El fallo del Consejo de Estado, lejos de ser perfecto, se erige como un recordatorio de que la libertad de expresión es la columna vertebral de la democracia. Protegerla no significa aceptar todo discurso sin cuestionamientos, pero sí implica reconocer que las críticas, incluso las más incómodas, son parte del juego democrático.

Como demuestran los grandes debates actuales sobre libertad de expresión, el desafío no es solo proteger el derecho a hablar, sino garantizar que las palabras sigan siendo vehículos de cambio, no armas de control. Colombia, al reforzar este principio en su jurisprudencia, ofrece una lección valiosa para democracias enfrentadas al dilema de equilibrar el respeto, la libertad y la verdad.

Este caso, como muchos en la historia del constitucionalismo, no cierra el debate, pero sí lo redefine. La pregunta que ahora debemos hacernos no es si proteger la libertad de expresión, sino cómo hacerlo sin convertirla en un privilegio selectivo o en un derecho debilitado.

Un fallo hipotético

Si el Consejo de Estado hubiera decidido a favor de los demandantes, el escenario político, jurídico y ciudadano enfrentaría interrogantes fundamentales que trascienden este caso particular.

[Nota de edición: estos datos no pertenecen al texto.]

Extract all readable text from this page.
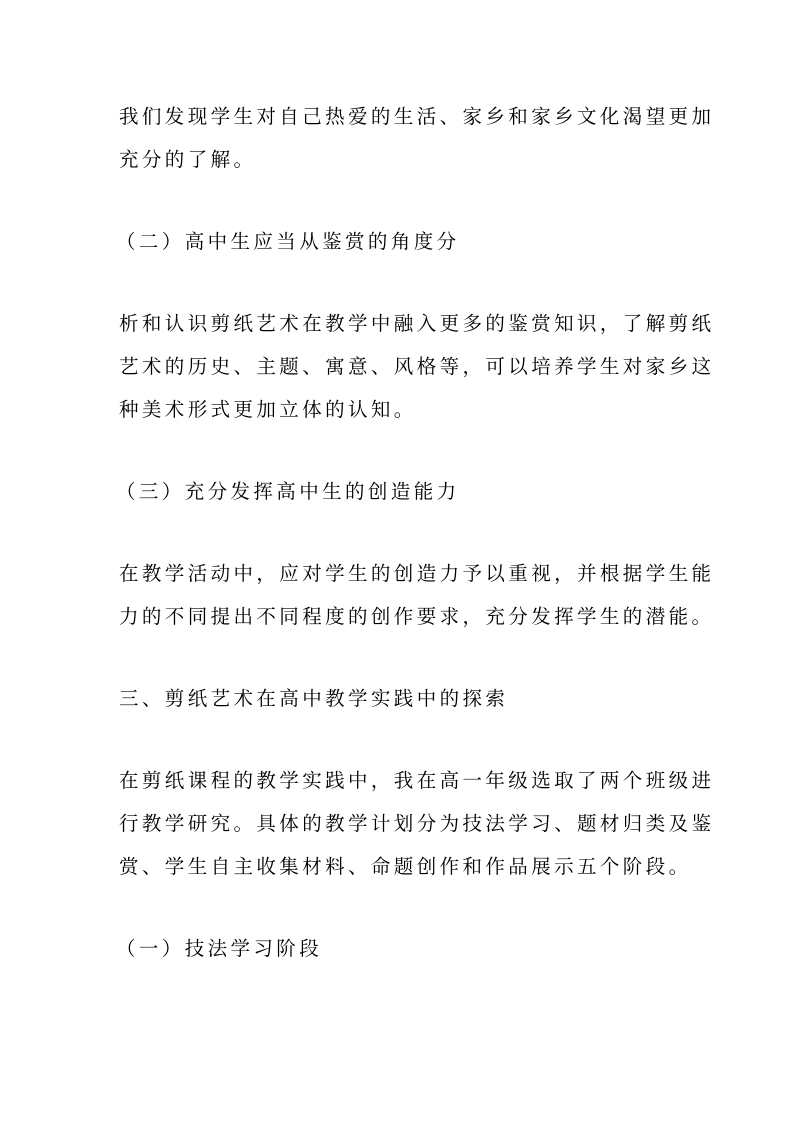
我们发现学生对自己热爱的生活、家乡和家乡文化渴望更加

充分的了解。

（二）高中生应当从鉴赏的角度分

析和认识剪纸艺术在教学中融入更多的鉴赏知识，了解剪纸

艺术的历史、主题、寓意、风格等，可以培养学生对家乡这

种美术形式更加立体的认知。

（三）充分发挥高中生的创造能力

在教学活动中，应对学生的创造力予以重视，并根据学生能

力的不同提出不同程度的创作要求，充分发挥学生的潜能。

三、剪纸艺术在高中教学实践中的探索

在剪纸课程的教学实践中，我在高一年级选取了两个班级进

行教学研究。具体的教学计划分为技法学习、题材归类及鉴

赏、学生自主收集材料、命题创作和作品展示五个阶段。

（一）技法学习阶段
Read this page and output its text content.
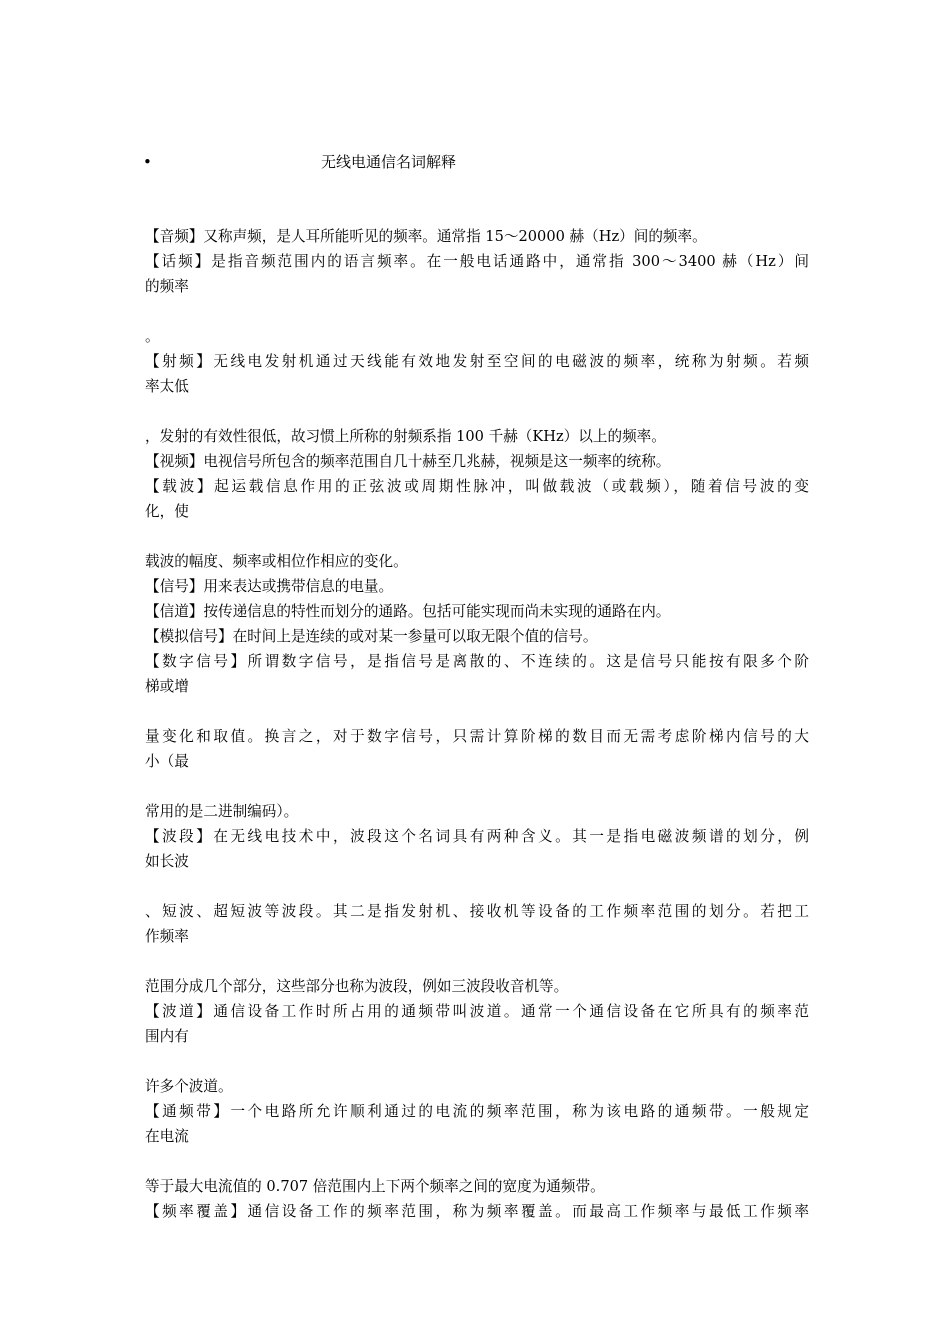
•	无线电通信名词解释
【音频】又称声频，是人耳所能听见的频率。通常指 15～20000 赫（Hz）间的频率。
【话频】是指音频范围内的语言频率。在一般电话通路中，通常指 300～3400 赫（Hz）间
的频率
。
【射频】无线电发射机通过天线能有效地发射至空间的电磁波的频率，统称为射频。若频
率太低
，发射的有效性很低，故习惯上所称的射频系指 100 千赫（KHz）以上的频率。
【视频】电视信号所包含的频率范围自几十赫至几兆赫，视频是这一频率的统称。
【载波】起运载信息作用的正弦波或周期性脉冲，叫做载波（或载频），随着信号波的变
化，使
载波的幅度、频率或相位作相应的变化。
【信号】用来表达或携带信息的电量。
【信道】按传递信息的特性而划分的通路。包括可能实现而尚未实现的通路在内。
【模拟信号】在时间上是连续的或对某一参量可以取无限个值的信号。
【数字信号】所谓数字信号，是指信号是离散的、不连续的。这是信号只能按有限多个阶
梯或增
量变化和取值。换言之，对于数字信号，只需计算阶梯的数目而无需考虑阶梯内信号的大
小（最
常用的是二进制编码）。
【波段】在无线电技术中，波段这个名词具有两种含义。其一是指电磁波频谱的划分，例
如长波
、短波、超短波等波段。其二是指发射机、接收机等设备的工作频率范围的划分。若把工
作频率
范围分成几个部分，这些部分也称为波段，例如三波段收音机等。
【波道】通信设备工作时所占用的通频带叫波道。通常一个通信设备在它所具有的频率范
围内有
许多个波道。
【通频带】一个电路所允许顺利通过的电流的频率范围，称为该电路的通频带。一般规定
在电流
等于最大电流值的 0.707 倍范围内上下两个频率之间的宽度为通频带。
【频率覆盖】通信设备工作的频率范围，称为频率覆盖。而最高工作频率与最低工作频率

Este hipotético fallo habría establecido un precedente inquietante para el futuro de la democracia colombiana, planteando las siguientes preguntas clave:

1.   ¿Habría abierto este fallo la puerta para que cualquier crítica legítima en campaña se convierta en causal de judicialización, restringiendo la creatividad y el vigor del debate político al punto de hacerlo insípido y uniforme?

2. ¿Qué mensaje recibirían los ciudadanos al asumir que son fácilmente manipulables emocionalmente, minando su confianza en su propia capacidad crítica y fortaleciendo la percepción de que necesitan ser protegidos por intermediarios judiciales?

3. ¿Hasta qué punto el derecho habría comenzado a transitar un camino peligroso, en el que los jueces se conviertan en árbitros de lo que constituye un discurso políticamente aceptable, socavando la libertad de expresión y el pluralismo que sustentan a una sociedad democrática?

Estas preguntas no solo nos invitan a reflexionar sobre el impacto de este caso en el contexto electoral, sino también sobre el delicado equilibrio entre proteger derechos individuales y garantizar un espacio público abierto, donde las ideas puedan fluir con libertad, incluso cuando incomoden.

Una lección hipotética que la democracia no puede darse el lujo de ignorar.